Kini pukul 17.00 waktu untuk kontes perlombaan gitar. Dyfal urutan delapan, sehingga Swara tak tertarik untuk melihat sekrarang. Masih lama. Pengumuman pemenang lomba menyanyi juga di akhir acara.
Jua masih setia duduk di bangku peserta, Gilang di meja panitia. Kaiken sedang bersiap-siap, sama seperti Dyfal. Kaiken urutan nomor enam.
Kembali Swara menyibak kerumunan, berkata lirih bolak-balik, permisi. Awalnya sekedar membeli soda lagi di mesin penjual otomatis, tapi kak Faiq juga ikut membeli soda lagi.
Kami berdua duduk di bangku sebelah mesin penjual otomatis, terdiam satu sama lain. Mendengarkan petikan gitar.
"Eh, udah mau ada sunset kan. Ke rooftop nggak?" Tanya kak Faiq. Swara menoleh, berpikir cepat, benar ini waktu yang pas untuk melihat sunset. Tapi jika keasyikan di rooftop nanti, bisa-bisa telat nonton Dyfal.
Swara mengangguk, menyetujui ajakan kak Faiq. Aduh, kenapa tadi nggak di ajak Kaiken aja ya?
Kak Faiq berjalan di depanku, di belakang Swara terus membuntuti. Hingga naik lift, kami juga masih terdiam, untung banyak orang, jadi nggak canggung.
Pintu lift terbuka dan berdenting, semua orang yang memenuhi lift keluar. Ini masih di lantai lima belas. Katanya kak Faiq mau ketemu kenalannya dulu, aku sekali lagi mengangguk dan membuntuti dari belakang.
Kak Faiq memasuki kamar hotel milik kenalanya, aku menunggu di luar sambil melihat kesibukan pengunjung lain. Lima menit kak Faiq baru keluar dari kamar hotel itu, Swara menoleh, seorang cewek cepat-cepat menutup pintunya.
Cewek? Kayak kenal tadi.
"Udah kak?" Tanyaku memastikan, mungkin itu kekasihnya atau memang kenalannya yang ingin bertemu.
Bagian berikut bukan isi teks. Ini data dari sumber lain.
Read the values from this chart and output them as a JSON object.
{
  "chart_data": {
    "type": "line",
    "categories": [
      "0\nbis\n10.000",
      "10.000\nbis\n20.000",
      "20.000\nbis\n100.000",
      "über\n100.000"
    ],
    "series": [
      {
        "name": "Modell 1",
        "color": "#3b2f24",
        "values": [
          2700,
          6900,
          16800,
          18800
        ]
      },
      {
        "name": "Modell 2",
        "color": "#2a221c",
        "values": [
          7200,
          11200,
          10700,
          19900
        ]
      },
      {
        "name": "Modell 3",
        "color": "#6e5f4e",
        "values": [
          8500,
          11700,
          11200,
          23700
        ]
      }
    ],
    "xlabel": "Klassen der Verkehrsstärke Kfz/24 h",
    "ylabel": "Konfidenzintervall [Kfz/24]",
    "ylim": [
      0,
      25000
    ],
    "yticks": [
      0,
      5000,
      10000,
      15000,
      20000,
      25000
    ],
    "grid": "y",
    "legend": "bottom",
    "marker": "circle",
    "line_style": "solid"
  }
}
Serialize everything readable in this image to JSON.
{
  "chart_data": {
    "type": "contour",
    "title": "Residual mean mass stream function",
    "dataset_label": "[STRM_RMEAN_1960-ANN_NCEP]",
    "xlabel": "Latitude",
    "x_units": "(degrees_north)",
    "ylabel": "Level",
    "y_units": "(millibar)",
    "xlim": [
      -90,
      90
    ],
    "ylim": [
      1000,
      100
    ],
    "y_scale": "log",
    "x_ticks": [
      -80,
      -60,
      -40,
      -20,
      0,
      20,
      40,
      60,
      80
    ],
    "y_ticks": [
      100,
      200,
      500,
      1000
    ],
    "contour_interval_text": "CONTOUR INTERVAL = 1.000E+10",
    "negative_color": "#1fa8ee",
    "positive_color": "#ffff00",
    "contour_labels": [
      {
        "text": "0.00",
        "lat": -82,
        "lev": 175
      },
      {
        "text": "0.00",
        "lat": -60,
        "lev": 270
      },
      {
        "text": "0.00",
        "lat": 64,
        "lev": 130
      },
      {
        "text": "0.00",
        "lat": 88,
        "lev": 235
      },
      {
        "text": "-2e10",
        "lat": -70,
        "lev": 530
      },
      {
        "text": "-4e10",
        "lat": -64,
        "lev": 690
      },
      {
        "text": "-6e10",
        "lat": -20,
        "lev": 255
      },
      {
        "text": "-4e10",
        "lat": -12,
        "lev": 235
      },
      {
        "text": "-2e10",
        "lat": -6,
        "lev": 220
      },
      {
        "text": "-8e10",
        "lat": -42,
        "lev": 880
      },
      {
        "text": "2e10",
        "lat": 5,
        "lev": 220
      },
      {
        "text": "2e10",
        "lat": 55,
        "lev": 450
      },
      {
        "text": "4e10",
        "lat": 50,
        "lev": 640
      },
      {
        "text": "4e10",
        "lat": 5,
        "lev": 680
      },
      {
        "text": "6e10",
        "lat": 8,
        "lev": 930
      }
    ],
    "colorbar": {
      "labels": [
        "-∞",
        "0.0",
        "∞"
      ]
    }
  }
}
Kak Faiq diam, tak banyak bicara. Tapi akhirnya menjawab pertanyan Swara setelah memasuki lift, hanya berdua di lift.
Kak Faiq tersenyum. "Udah cukup." Jawabnya datar. Membuat suasana canggung.
Swara mangut-mangut. "Ngapain kak? Eh, maaf bukannya—"
"Itu pacar gue, tadi dia minta kita putus." Kembali kak Faiq berucap datar. Wajahnya tak sedih, juga tak senang. Tapi terlihat seperti marah mungkin.
"Mantan." Ucapku lirih, tapi segera menutup mulut ketika kak Faiq menatapku.
Lift kembali terbuka dan berdenting, kak Faiq berjalan keluar. Lalu kami mengendap-endap menuju tangga darurat—satu-satunya jalan menuju rooftop yang di larang. Tadi waktu aku mencari Jua di rooftop, juga lewat sini.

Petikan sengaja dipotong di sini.